The other two speakers were repugnantly and repulsively anti-Palestinian. One of those two, a past head of the local AIPAC, insisted that "Israel wants peace," then recited a list of headlines from Palestinian Authority media with the purpose of demonstrating that there IS no partner for peace. He said that Palestinians had squandered every opportunity for peace, listing from 1937 to the present the 6 or 7 opportunities that Palestinians had jettisoned. The former AIPAC leader was incensed at the notion that the US administration should be involved in pressuring Israel to make peace; it's condescending and patronizing." [So why was he a part of AIPAC, whose mission is to lobby US Congress on behalf of Israel?] He insisted that "settlements are not the issue; it's not about land," but rather, about the "existential threat to the Jewish people," and, his coup de grĂ¢ce: the Palestinian Authority refuses to teach their children about the Holocaust. "We need to look into the education of Palestinian children; they need to learn about the holocaust."

Nancy affirmed Mr. AIPAC's declaration-- "Many children are not exposed" to holocaust education." She registered disappointment that no Palestinians were in the audience or on the panel, and said that future events would attempt to change that.

Mr. AIPAC said "J Street is the wrong tool to use,"

Most of the discussion between the panel members and between panel-and-audience devolved into "J Street good" "J Street bad" inside-Jewish-baseball attacks and counter-attacks.

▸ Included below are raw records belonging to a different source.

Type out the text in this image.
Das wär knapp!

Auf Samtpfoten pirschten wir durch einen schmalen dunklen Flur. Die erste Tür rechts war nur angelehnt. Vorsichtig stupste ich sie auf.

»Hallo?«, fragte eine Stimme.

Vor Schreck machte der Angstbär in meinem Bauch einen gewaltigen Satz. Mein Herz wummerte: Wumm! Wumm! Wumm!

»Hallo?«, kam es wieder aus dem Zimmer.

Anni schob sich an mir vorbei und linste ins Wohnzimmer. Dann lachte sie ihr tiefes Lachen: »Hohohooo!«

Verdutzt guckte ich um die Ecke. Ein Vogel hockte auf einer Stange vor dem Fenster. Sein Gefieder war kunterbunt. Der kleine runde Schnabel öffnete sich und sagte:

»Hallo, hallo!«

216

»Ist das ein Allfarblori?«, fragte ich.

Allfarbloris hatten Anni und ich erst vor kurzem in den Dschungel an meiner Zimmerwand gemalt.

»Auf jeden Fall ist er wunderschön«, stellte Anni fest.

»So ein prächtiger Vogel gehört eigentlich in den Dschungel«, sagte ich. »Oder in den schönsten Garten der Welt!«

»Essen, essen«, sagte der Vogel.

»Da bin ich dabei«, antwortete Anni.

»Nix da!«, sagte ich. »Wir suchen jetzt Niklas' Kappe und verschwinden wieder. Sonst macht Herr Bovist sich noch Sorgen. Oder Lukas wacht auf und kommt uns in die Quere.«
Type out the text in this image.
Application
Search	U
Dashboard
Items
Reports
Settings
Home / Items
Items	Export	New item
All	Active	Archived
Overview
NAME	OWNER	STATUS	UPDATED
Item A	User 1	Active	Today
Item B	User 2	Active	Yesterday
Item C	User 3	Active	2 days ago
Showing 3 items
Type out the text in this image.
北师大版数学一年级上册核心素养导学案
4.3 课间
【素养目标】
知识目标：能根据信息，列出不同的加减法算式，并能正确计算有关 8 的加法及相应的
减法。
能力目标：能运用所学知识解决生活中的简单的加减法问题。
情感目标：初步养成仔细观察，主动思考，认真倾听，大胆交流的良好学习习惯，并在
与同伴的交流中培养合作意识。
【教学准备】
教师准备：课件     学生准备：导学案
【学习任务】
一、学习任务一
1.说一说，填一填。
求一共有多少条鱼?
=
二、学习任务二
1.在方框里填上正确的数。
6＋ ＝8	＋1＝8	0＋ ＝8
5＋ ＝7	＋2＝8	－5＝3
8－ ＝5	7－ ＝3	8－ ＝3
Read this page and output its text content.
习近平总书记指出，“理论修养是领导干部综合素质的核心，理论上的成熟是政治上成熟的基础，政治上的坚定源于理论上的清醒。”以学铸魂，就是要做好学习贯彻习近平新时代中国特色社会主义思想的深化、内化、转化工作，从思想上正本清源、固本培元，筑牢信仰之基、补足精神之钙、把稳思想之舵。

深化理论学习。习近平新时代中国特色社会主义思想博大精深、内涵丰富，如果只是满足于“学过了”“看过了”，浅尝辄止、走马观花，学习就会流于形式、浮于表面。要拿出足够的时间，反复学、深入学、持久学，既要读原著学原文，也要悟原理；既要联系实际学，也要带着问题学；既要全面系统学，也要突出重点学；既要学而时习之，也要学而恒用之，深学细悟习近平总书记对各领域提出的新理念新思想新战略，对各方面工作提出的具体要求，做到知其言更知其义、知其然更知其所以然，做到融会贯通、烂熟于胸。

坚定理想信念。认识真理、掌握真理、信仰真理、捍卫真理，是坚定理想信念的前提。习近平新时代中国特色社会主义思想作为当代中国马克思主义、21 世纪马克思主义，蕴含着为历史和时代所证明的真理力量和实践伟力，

As I recall them, the questions from the audience raised these issues:
Question 1. "Most Palestinians are Jordanian, so shouldn't they go back to Jordan." Responders corrected the Questioner's misapprehension, and asserted that "Jews should be able to live in Palestine and Palestinians should be able to live in Israel."

Question 2. "Al Jazeera reported that Wikileaks revealed that Palestinians made many, many concessions that were ignored." Response: [this is a direct quote]: IN THEIR MINDS they made concessions -- they've lost so many wars, they SHOULD make concessions." The responder continued, The Israelis are wise to proceed as they have; I trust Israel's government; they have been elected by the people.

Question 3. "First, Israel treats people badly. My second point, when Gershom Gorenberg spoke here he told us that settlements are illegal, and that Israel knows that the settlements are illegal." Can you comment? [I was at the Gershom Gorenberg talk. He showed on the large screen the document stating that the Israeli settlements are illegal. He came upon the document in archives that he spent five years attempting to search.]

My notes about the response to that questioner say only that Mr. AIPAC said, "thank god for Christian zionists."

I'm afraid I didn't stay and mingle after the panel was dismissed and people made their exits. I should have at least offered Dr. Naftali my hand in support; he was badly outnumbered. As I recall, 'Naftali' is a Sephardic name. I further recall David Sasha's explanation of pilpul-- it is an Ashkenazi technique, not practiced by Sephardic scholars. Facts are sometimes inconvenient things; Dr. Naftali has taken account of facts as they are, not as the received (Ashkenazi) narrative declares them to be. Since his mind is not pre-formed, he is able to make adjustment for other versions of reality without losing his identity.

And as I review my notes on the questions, it is heartening to see that most of the questioners were, like Dr. Naftali, far more rational and critical in their understanding than were three of the four panelists. "If the people lead, the leaders will follow."

The Rabbi closed the event with a brief explanation of a Torah passage (sorry, I don't have the citation) -- about two kinds of argument: "argument NOT for the sake of heaven," and "argument FOR the sake of heaven." He urged the group to argue FOR the sake of heaven.